Pour arriver à ce constat, deux médecins ont revu plus de 160 études portant à la fois sur l’étude du comportement d’individus au cours du temps (études longitudinales) mais également sur des expérimentations humaines et animales. Cette étude, publiée dans l’éditorial du mois de mars de la revue ‘Applied Psychology : Health and Well-Being’ (Happy People Live Longer : Subjective Well-Being Contributes to Health and Longevity. Ed Diener & Micaela Y. Chan. App. Psych. : H & W-B., 2011, 3 (1), 1–43 doi:10.1111/j.1758-0854.2010.01045.x) est semble-t-il l’analyse la plus complète réalisée jusqu’à présent qui permet d’établir un lien certain entre le bonheur et d’éventuels problèmes de santé.

Les auteurs ont revu plus de huit types différents d’études en reprenant des éléments comme la satisfaction de la vie, l’absence de pensées négatives, l’optimisme, des émotions positives. Ils ont ensuite analysé la vie des individus testés et cela parfois sur de très longues périodes (plus de 40 ans pour certaines études).

Le constat qui revient est toujours le même : les gens heureux ont tendance à vivre plus longtemps et surtout à vivre mieux par rapport aux individus qui ne sont pas heureux. Cependant, d’après les auteurs, ce constat reste difficile à appréhender une fois qu’on se trouve face à une maladie grave. Dans ce cas, la relation bonheur – qualité de vie (et survie) reste moins évidente.
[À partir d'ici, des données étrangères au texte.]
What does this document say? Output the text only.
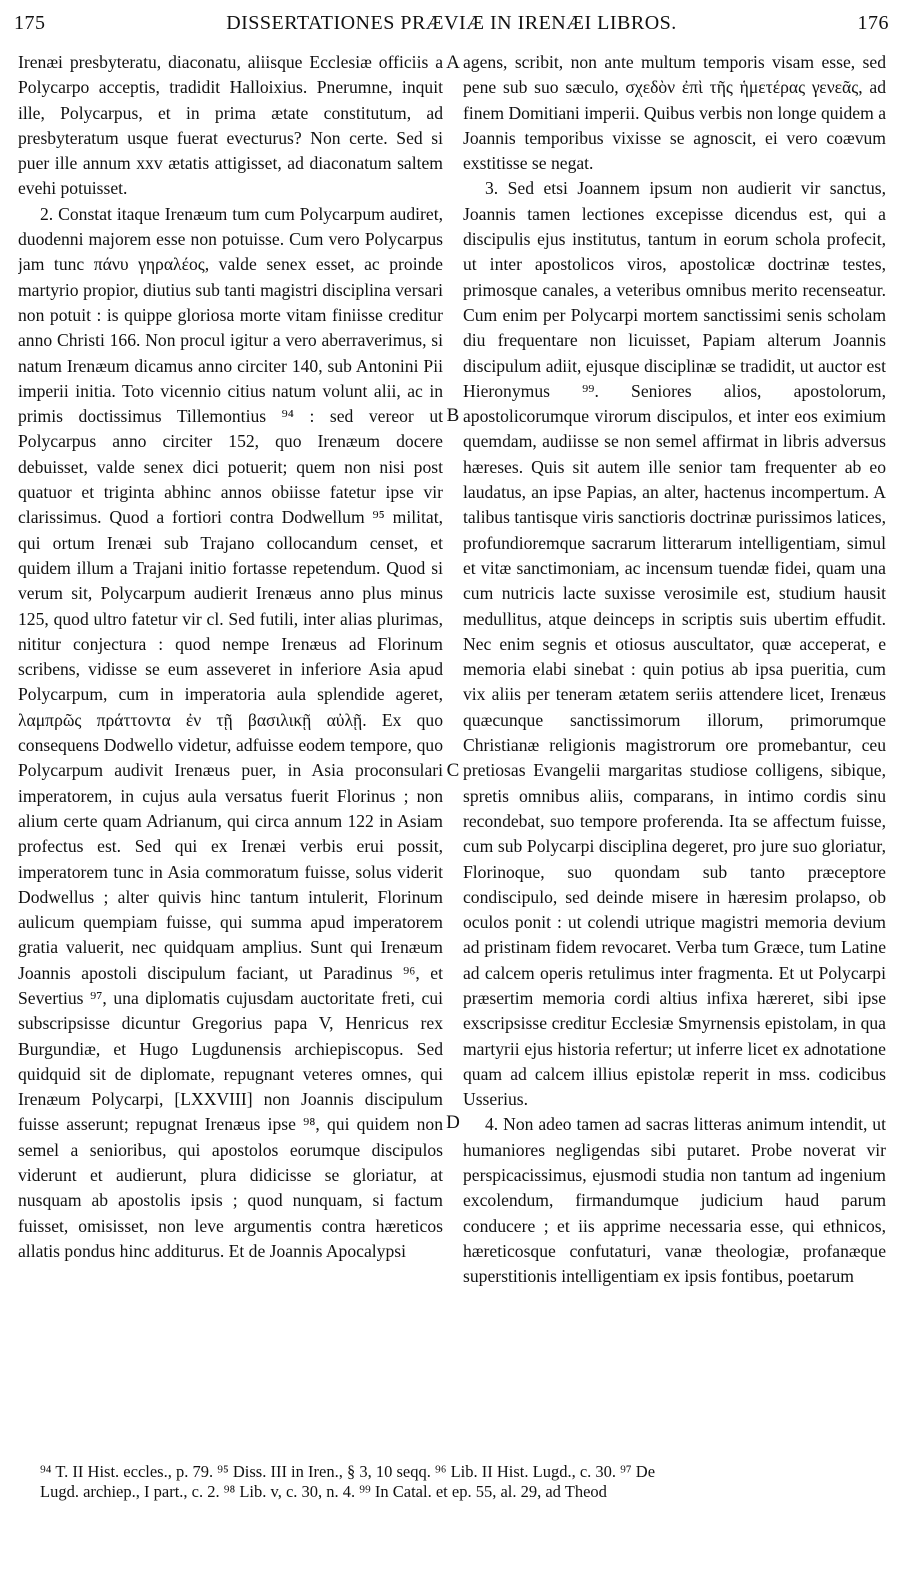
175	DISSERTATIONES PRÆVIÆ IN IRENÆI LIBROS.	176

Irenæi presbyteratu, diaconatu, aliisque Ecclesiæ officiis a Polycarpo acceptis, tradidit Halloixius. Pnerumne, inquit ille, Polycarpus, et in prima ætate constitutum, ad presbyteratum usque fuerat evecturus? Non certe. Sed si puer ille annum xxv ætatis attigisset, ad diaconatum saltem evehi potuisset.

2. Constat itaque Irenæum tum cum Polycarpum audiret, duodenni majorem esse non potuisse. Cum vero Polycarpus jam tunc πάνυ γηραλέος, valde senex esset, ac proinde martyrio propior, diutius sub tanti magistri disciplina versari non potuit : is quippe gloriosa morte vitam finiisse creditur anno Christi 166. Non procul igitur a vero aberraverimus, si natum Irenæum dicamus anno circiter 140, sub Antonini Pii imperii initia. Toto vicennio citius natum volunt alii, ac in primis doctissimus Tillemontius ⁹⁴ : sed vereor ut Polycarpus anno circiter 152, quo Irenæum docere debuisset, valde senex dici potuerit; quem non nisi post quatuor et triginta abhinc annos obiisse fatetur ipse vir clarissimus. Quod a fortiori contra Dodwellum ⁹⁵ militat, qui ortum Irenæi sub Trajano collocandum censet, et quidem illum a Trajani initio fortasse repetendum. Quod si verum sit, Polycarpum audierit Irenæus anno plus minus 125, quod ultro fatetur vir cl. Sed futili, inter alias plurimas, nititur conjectura : quod nempe Irenæus ad Florinum scribens, vidisse se eum asseveret in inferiore Asia apud Polycarpum, cum in imperatoria aula splendide ageret, λαμπρῶς πράττοντα ἐν τῇ βασιλικῇ αὐλῇ. Ex quo consequens Dodwello videtur, adfuisse eodem tempore, quo Polycarpum audivit Irenæus puer, in Asia proconsulari imperatorem, in cujus aula versatus fuerit Florinus ; non alium certe quam Adrianum, qui circa annum 122 in Asiam profectus est. Sed qui ex Irenæi verbis erui possit, imperatorem tunc in Asia commoratum fuisse, solus viderit Dodwellus ; alter quivis hinc tantum intulerit, Florinum aulicum quempiam fuisse, qui summa apud imperatorem gratia valuerit, nec quidquam amplius. Sunt qui Irenæum Joannis apostoli discipulum faciant, ut Paradinus ⁹⁶, et Severtius ⁹⁷, una diplomatis cujusdam auctoritate freti, cui subscripsisse dicuntur Gregorius papa V, Henricus rex Burgundiæ, et Hugo Lugdunensis archiepiscopus. Sed quidquid sit de diplomate, repugnant veteres omnes, qui Irenæum Polycarpi, [LXXVIII] non Joannis discipulum fuisse asserunt; repugnat Irenæus ipse ⁹⁸, qui quidem non semel a senioribus, qui apostolos eorumque discipulos viderunt et audierunt, plura didicisse se gloriatur, at nusquam ab apostolis ipsis ; quod nunquam, si factum fuisset, omisisset, non leve argumentis contra hæreticos allatis pondus hinc additurus. Et de Joannis Apocalypsi

A
B
C
D

agens, scribit, non ante multum temporis visam esse, sed pene sub suo sæculo, σχεδὸν ἐπὶ τῆς ἡμετέρας γενεᾶς, ad finem Domitiani imperii. Quibus verbis non longe quidem a Joannis temporibus vixisse se agnoscit, ei vero coævum exstitisse se negat.

3. Sed etsi Joannem ipsum non audierit vir sanctus, Joannis tamen lectiones excepisse dicendus est, qui a discipulis ejus institutus, tantum in eorum schola profecit, ut inter apostolicos viros, apostolicæ doctrinæ testes, primosque canales, a veteribus omnibus merito recenseatur. Cum enim per Polycarpi mortem sanctissimi senis scholam diu frequentare non licuisset, Papiam alterum Joannis discipulum adiit, ejusque disciplinæ se tradidit, ut auctor est Hieronymus ⁹⁹. Seniores alios, apostolorum, apostolicorumque virorum discipulos, et inter eos eximium quemdam, audiisse se non semel affirmat in libris adversus hæreses. Quis sit autem ille senior tam frequenter ab eo laudatus, an ipse Papias, an alter, hactenus incompertum. A talibus tantisque viris sanctioris doctrinæ purissimos latices, profundioremque sacrarum litterarum intelligentiam, simul et vitæ sanctimoniam, ac incensum tuendæ fidei, quam una cum nutricis lacte suxisse verosimile est, studium hausit medullitus, atque deinceps in scriptis suis ubertim effudit. Nec enim segnis et otiosus auscultator, quæ acceperat, e memoria elabi sinebat : quin potius ab ipsa pueritia, cum vix aliis per teneram ætatem seriis attendere licet, Irenæus quæcunque sanctissimorum illorum, primorumque Christianæ religionis magistrorum ore promebantur, ceu pretiosas Evangelii margaritas studiose colligens, sibique, spretis omnibus aliis, comparans, in intimo cordis sinu recondebat, suo tempore proferenda. Ita se affectum fuisse, cum sub Polycarpi disciplina degeret, pro jure suo gloriatur, Florinoque, suo quondam sub tanto præceptore condiscipulo, sed deinde misere in hæresim prolapso, ob oculos ponit : ut colendi utrique magistri memoria devium ad pristinam fidem revocaret. Verba tum Græce, tum Latine ad calcem operis retulimus inter fragmenta. Et ut Polycarpi præsertim memoria cordi altius infixa hæreret, sibi ipse exscripsisse creditur Ecclesiæ Smyrnensis epistolam, in qua martyrii ejus historia refertur; ut inferre licet ex adnotatione quam ad calcem illius epistolæ reperit in mss. codicibus Usserius.

4. Non adeo tamen ad sacras litteras animum intendit, ut humaniores negligendas sibi putaret. Probe noverat vir perspicacissimus, ejusmodi studia non tantum ad ingenium excolendum, firmandumque judicium haud parum conducere ; et iis apprime necessaria esse, qui ethnicos, hæreticosque confutaturi, vanæ theologiæ, profanæque superstitionis intelligentiam ex ipsis fontibus, poetarum

⁹⁴ T. II Hist. eccles., p. 79. ⁹⁵ Diss. III in Iren., § 3, 10 seqq. ⁹⁶ Lib. II Hist. Lugd., c. 30. ⁹⁷ De
Lugd. archiep., I part., c. 2. ⁹⁸ Lib. v, c. 30, n. 4. ⁹⁹ In Catal. et ep. 55, al. 29, ad Theod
Les auteurs ont bien trouvé quelques études discordantes mais pour l’écrasante majorité des analyses, le résultat est le même : il faut positiver !

Et si certaines personnes peuvent sourire face à ce résultat, les études animales sont là pour confirmer également cette relation puisque les expérimentations sur les animaux de laboratoire confirment un lien puissant entre le stress et une mauvaise santé avec un système immunitaire déficient ou une plus grande susceptibilité vis-à-vis des maladies cardiovasculaires.

Citant le Dr Diener : « bien que le bonheur ne puisse pas en lui-même prévenir ou guérir une maladie, les preuves que les émotions positives et la jouissance de la vie contribuent à une meilleure santé et une plus grande espérance de vie sont plus fortes que les données qui relient l’obésité à une espérance de vie raccourcie ».

Toujours selon lui : « le bonheur n’est pas une balle magique. Mais il est clair que ce genre d’attitude influence les chances de tomber malade et de mourir jeune ».